V S Naipaul (More)

More articles have come to light in which V S Naipaul’s attitude toward the writings of Evelyn Waugh is discussed:

In the online newspaper The Daily Beast there is a story by Alice McNearney about the accidental destruction of Naipaul’s papers from his early period (prior to 1970). He needed money and asked Paul Theroux in 1972 to find an academic institution in the USA to buy his manuscripts. He was willing to sell the collection for ÂŁ40,000, but at that early stage of his career, no buyer was forthcoming. So he packed them up for storage at Ely’s warehouse in south London. In 1992 when his wife went to retrieve the files, she discovered they had been inadvertently destroyed. The warehouse had been directed to destroy some files of the Nitrate Corporation of Chile. These were labelled “NITRATE”. When those files were collected for destruction, the warehouse also included files labelled “NAIPAUL”. The story in the Beast describes some of what was lost:

Included in the collection were his personal reflections—diaries from his time at Oxford, his days as a budding journalist, his travels around Africa and India, and his reflections as he went about creating some of his early work. There were letters that he had received during his early years in England. He had copies of the scripts he had written while he was working for the BBC’s Caribbean Voices and copies of the pieces he had contributed to his “Letters from London” column in the Illustrated Weekly of India. And then there were the early manuscripts: two books that were never published, one written while he was living in Trinidad and the other called The Shadow’d Livery penned during his time at Oxford.

While Naipaul was enthusiastic about The Shadow’d Livery early on—a letter he wrote from Oxford called it his “magnum opus” and reported “the man at the Ashmolean Museum here, who has read the first 50,000 words, thinks it highly readable”—the book failed to sell and his opinion of it evolved. In an interview with the New York Times in 2000, he acknowledged “it was heavily dependent on Evelyn Waugh, but the idea was my own.”

The New York Times review (linked above) of the collection of letters where Naipaul mentioned The Shadow’d Livery contains this additional information:

At 18 he wrote his first novel, “The Shadow’d Livery.” “It was,” he said, […] “a kind of farce on an important subject,” a black man in Trinidad who tries to turn himself into a king. After the book was rejected by a publisher, it was jettisoned. He sank into a depression that lasted about a year.. Then he wrote a second novel, a “more personal, foolish book” — also unpublished.

From this it sounds as if the novel may have been written while he was still living in Trinidad, but that he tried, without success, to find a publisher after he had arrived at Oxford.

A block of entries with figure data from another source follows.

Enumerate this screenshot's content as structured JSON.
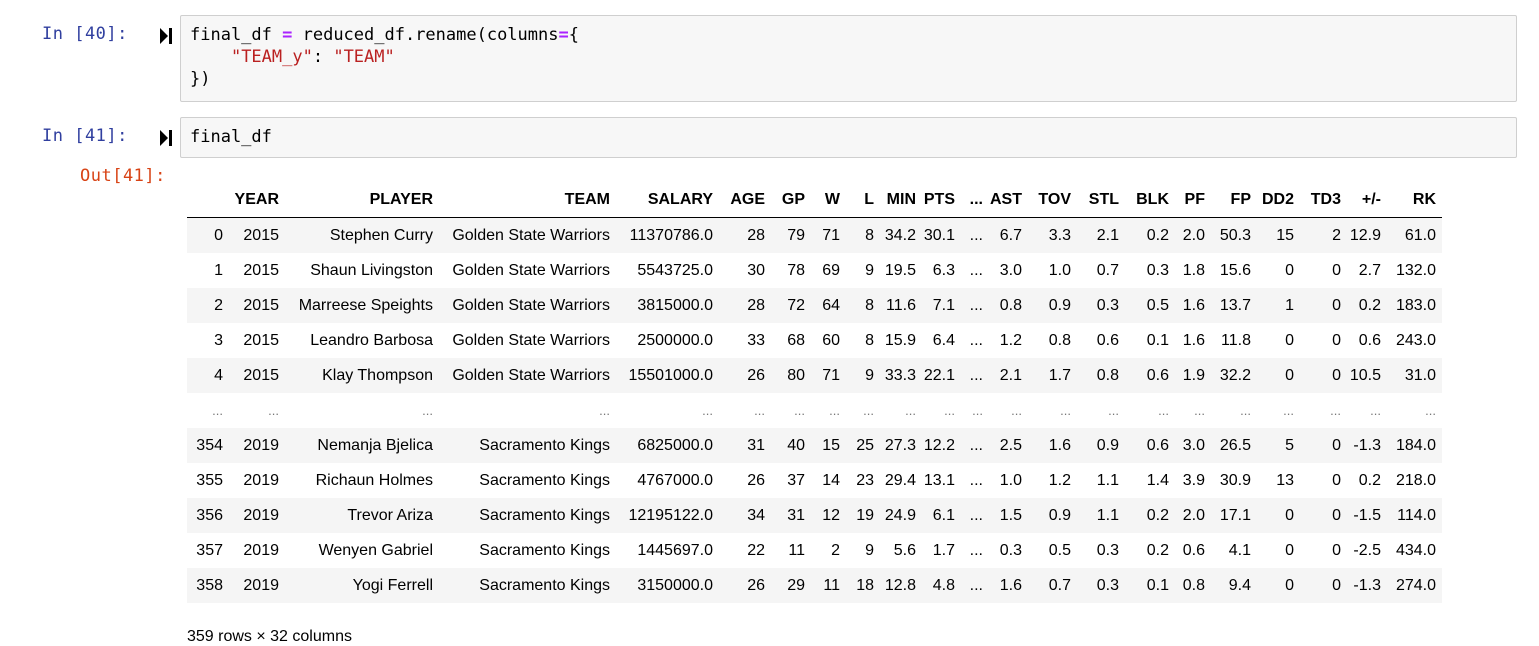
{
  "cells": [
    {
      "prompt": "In [40]:",
      "code_lines": [
        [
          {
            "t": "p",
            "v": "final_df "
          },
          {
            "t": "op",
            "v": "="
          },
          {
            "t": "p",
            "v": " reduced_df.rename(columns"
          },
          {
            "t": "op",
            "v": "="
          },
          {
            "t": "p",
            "v": "{"
          }
        ],
        [
          {
            "t": "p",
            "v": "    "
          },
          {
            "t": "str",
            "v": "\"TEAM_y\""
          },
          {
            "t": "p",
            "v": ": "
          },
          {
            "t": "str",
            "v": "\"TEAM\""
          }
        ],
        [
          {
            "t": "p",
            "v": "})"
          }
        ]
      ]
    },
    {
      "prompt": "In [41]:",
      "code_lines": [
        [
          {
            "t": "p",
            "v": "final_df"
          }
        ]
      ],
      "out_prompt": "Out[41]:"
    }
  ],
  "dataframe": {
    "columns": [
      "",
      "YEAR",
      "PLAYER",
      "TEAM",
      "SALARY",
      "AGE",
      "GP",
      "W",
      "L",
      "MIN",
      "PTS",
      "...",
      "AST",
      "TOV",
      "STL",
      "BLK",
      "PF",
      "FP",
      "DD2",
      "TD3",
      "+/-",
      "RK"
    ],
    "rows": [
      [
        "0",
        "2015",
        "Stephen Curry",
        "Golden State Warriors",
        "11370786.0",
        "28",
        "79",
        "71",
        "8",
        "34.2",
        "30.1",
        "...",
        "6.7",
        "3.3",
        "2.1",
        "0.2",
        "2.0",
        "50.3",
        "15",
        "2",
        "12.9",
        "61.0"
      ],
      [
        "1",
        "2015",
        "Shaun Livingston",
        "Golden State Warriors",
        "5543725.0",
        "30",
        "78",
        "69",
        "9",
        "19.5",
        "6.3",
        "...",
        "3.0",
        "1.0",
        "0.7",
        "0.3",
        "1.8",
        "15.6",
        "0",
        "0",
        "2.7",
        "132.0"
      ],
      [
        "2",
        "2015",
        "Marreese Speights",
        "Golden State Warriors",
        "3815000.0",
        "28",
        "72",
        "64",
        "8",
        "11.6",
        "7.1",
        "...",
        "0.8",
        "0.9",
        "0.3",
        "0.5",
        "1.6",
        "13.7",
        "1",
        "0",
        "0.2",
        "183.0"
      ],
      [
        "3",
        "2015",
        "Leandro Barbosa",
        "Golden State Warriors",
        "2500000.0",
        "33",
        "68",
        "60",
        "8",
        "15.9",
        "6.4",
        "...",
        "1.2",
        "0.8",
        "0.6",
        "0.1",
        "1.6",
        "11.8",
        "0",
        "0",
        "0.6",
        "243.0"
      ],
      [
        "4",
        "2015",
        "Klay Thompson",
        "Golden State Warriors",
        "15501000.0",
        "26",
        "80",
        "71",
        "9",
        "33.3",
        "22.1",
        "...",
        "2.1",
        "1.7",
        "0.8",
        "0.6",
        "1.9",
        "32.2",
        "0",
        "0",
        "10.5",
        "31.0"
      ],
      [
        "...",
        "...",
        "...",
        "...",
        "...",
        "...",
        "...",
        "...",
        "...",
        "...",
        "...",
        "...",
        "...",
        "...",
        "...",
        "...",
        "...",
        "...",
        "...",
        "...",
        "...",
        "..."
      ],
      [
        "354",
        "2019",
        "Nemanja Bjelica",
        "Sacramento Kings",
        "6825000.0",
        "31",
        "40",
        "15",
        "25",
        "27.3",
        "12.2",
        "...",
        "2.5",
        "1.6",
        "0.9",
        "0.6",
        "3.0",
        "26.5",
        "5",
        "0",
        "-1.3",
        "184.0"
      ],
      [
        "355",
        "2019",
        "Richaun Holmes",
        "Sacramento Kings",
        "4767000.0",
        "26",
        "37",
        "14",
        "23",
        "29.4",
        "13.1",
        "...",
        "1.0",
        "1.2",
        "1.1",
        "1.4",
        "3.9",
        "30.9",
        "13",
        "0",
        "0.2",
        "218.0"
      ],
      [
        "356",
        "2019",
        "Trevor Ariza",
        "Sacramento Kings",
        "12195122.0",
        "34",
        "31",
        "12",
        "19",
        "24.9",
        "6.1",
        "...",
        "1.5",
        "0.9",
        "1.1",
        "0.2",
        "2.0",
        "17.1",
        "0",
        "0",
        "-1.5",
        "114.0"
      ],
      [
        "357",
        "2019",
        "Wenyen Gabriel",
        "Sacramento Kings",
        "1445697.0",
        "22",
        "11",
        "2",
        "9",
        "5.6",
        "1.7",
        "...",
        "0.3",
        "0.5",
        "0.3",
        "0.2",
        "0.6",
        "4.1",
        "0",
        "0",
        "-2.5",
        "434.0"
      ],
      [
        "358",
        "2019",
        "Yogi Ferrell",
        "Sacramento Kings",
        "3150000.0",
        "26",
        "29",
        "11",
        "18",
        "12.8",
        "4.8",
        "...",
        "1.6",
        "0.7",
        "0.3",
        "0.1",
        "0.8",
        "9.4",
        "0",
        "0",
        "-1.3",
        "274.0"
      ]
    ],
    "shape_text": "359 rows × 32 columns"
  },
  "icons": {
    "run": "run-cell-icon"
  },
  "colors": {
    "prompt_in": "#303f9f",
    "prompt_out": "#d84315",
    "op": "#aa22ff",
    "string": "#ba2121",
    "cell_bg": "#f7f7f7",
    "cell_border": "#cfcfcf",
    "stripe": "#f5f5f5"
  }
}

That would be consistent with earlier reports that he was influenced as a teenager by Waugh’s writings.

One of our readers has also sent a reference from an interview of Naipaul that appeared in a 2006 issue of The Literary Review. In this, he was asked his assessment of English writers:

Q. Why do you exempt Dickens from your judgement on English writers? [Naipaul had earlier stated that 19th century English writers such as Thomas Hardy and Jane Austen “wrote for the English” but excepted Dickens.]

A. I read some of the very early essays a short time ago: Sketches by Boz– they were good. There’s so much rubbish in Dickens. Wordiness, too many words, repetitiveness. He was trying to do something, but by God the African never had a worse enemy.[….]

Q. Do you judge the British writers of the twentieth century in the same way?

A. That’s very interesting. It’s true of Waugh. The idea of an international readership doesn’t enter until quite late. H G Wells, writing his early short stories, is not writing for people outside. He is taking a lot of the clichés of imperialism and making the stories – good writer though he is. If you read the stories from the 1890s they have African voodoo and Indian priests, etc. He hasn’t been out of the country, he is just dealing in received ideas.

Thanks to Dave Lull for a link to this interview.